Fetih kavramı temsil kabiliyetini kaybetti
TSK 84 kişilik kadrolu “Mehteran Takımı”nı yeterli bulmamış, 1. Ordu bünyesinde 500 kişilik bir “Fetih Birliği” oluşturmuş. 14 değişik tipteki kıyafetlerini ise Büyükşehir Belediyesi hazırlatmış. Böylece Osmanlı ordusunun tüm sınıfları geçit törenlerinde temsil edilecekmiş.

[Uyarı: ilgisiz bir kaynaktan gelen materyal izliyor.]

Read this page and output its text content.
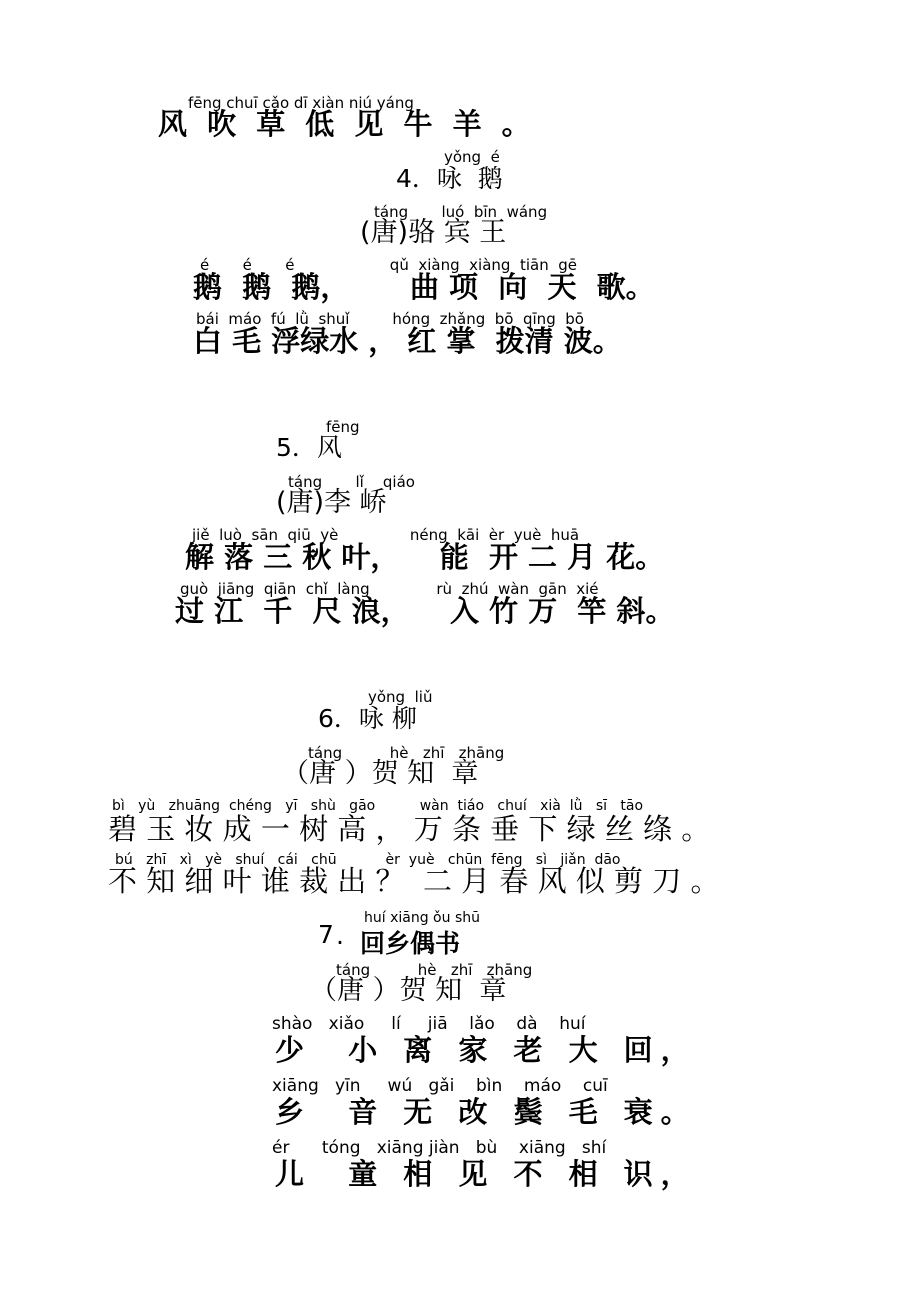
fēng chuī cǎo dī xiàn niú yáng
风 吹 草 低 见 牛 羊 。
yǒng  é
4．咏  鹅
táng       luó  bīn  wáng
(唐)骆 宾 王
é       é       é                    qǔ  xiàng  xiàng  tiān  gē
鹅  鹅  鹅，      曲 项  向  天  歌。
bái  máo  fú  lǜ  shuǐ         hóng  zhǎng  bō  qīng  bō
白 毛 浮绿水 ， 红 掌  拨清 波。
fēng
5．风
táng       lǐ    qiáo
(唐)李 峤
jiě  luò  sān  qiū  yè               néng  kāi  èr  yuè  huā
解 落 三 秋 叶，    能  开 二 月 花。
guò  jiāng  qiān  chǐ  làng              rù  zhú  wàn  gān  xié
过 江  千  尺 浪，    入 竹 万  竿 斜。
yǒng  liǔ
6．咏 柳
táng          hè   zhī   zhāng
（唐 ）贺 知  章
bì   yù   zhuāng  chéng   yī   shù   gāo          wàn  tiáo   chuí   xià  lǜ   sī   tāo
碧 玉 妆 成 一 树 高 ， 万 条 垂 下 绿 丝 绦 。
bú   zhī   xì   yè   shuí   cái   chū           èr  yuè   chūn  fēng   sì   jiǎn  dāo
不 知 细 叶 谁 裁 出 ？  二 月 春 风 似 剪 刀 。
huí xiāng ǒu shū
7 · 回乡偶书
táng          hè   zhī   zhāng
（唐 ）贺 知  章
shào   xiǎo     lí     jiā    lǎo    dà    huí
少  小 离 家 老 大 回，
xiāng   yīn     wú   gǎi    bìn    máo    cuī
乡  音 无 改 鬓 毛 衰。
ér      tóng   xiāng jiàn   bù    xiāng   shí
儿  童 相 见 不 相 识，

Erdoğan’ın İstanbul Büyükşehir Belediye Başkanı olduğu yıllarda bir kamyona bindirilen eski bir Karadeniz takası Fatih’in Haliç’e savaş gemilerini karadan taşıtmasını canlandırmak amacıyla Taksim Meydanı’na çıkarılır ve orada tur attırılır sonra Kasımpaşa’ya yönelirdi. Bu tarihlerde gazeteler bu derme çatma törenle, yeniçeri kıyafeti giydirilmiş belediye zabıtalarının spor ayakkabıları, ellerindeki telsizler ile dalga geçerdi. Oysa bu törenlerde bir metafor olarak fethin temsil kabiliyeti bugünkünden çok daha farklıydı. Erdoğan Taksim’e cami yapamayınca 1953’te fethin 500 yılı kutlamaları için seçilen mekânda, Topkapı’da, Bizans surlarının dışında bir Fetih Müzesi ve Osmanlı Parkı tasarlattı. Benzerlik şaşırtıcı: Bu parkın açılışını yapan Büyükşehir Belediye Başkanı Kadir Topbaş ise aynı 1939’larda, İstanbul’un o zamanki Belediye Başkanı Lütfi Kırdar’ın kullandığı cümleleri kullanıyor: “Burası alelade bir park değildir. Ziyaretçilerin yalnızca eğleneceği, zaman geçireceği değil, kendi geçmişini öğreneceği bir yerdir.”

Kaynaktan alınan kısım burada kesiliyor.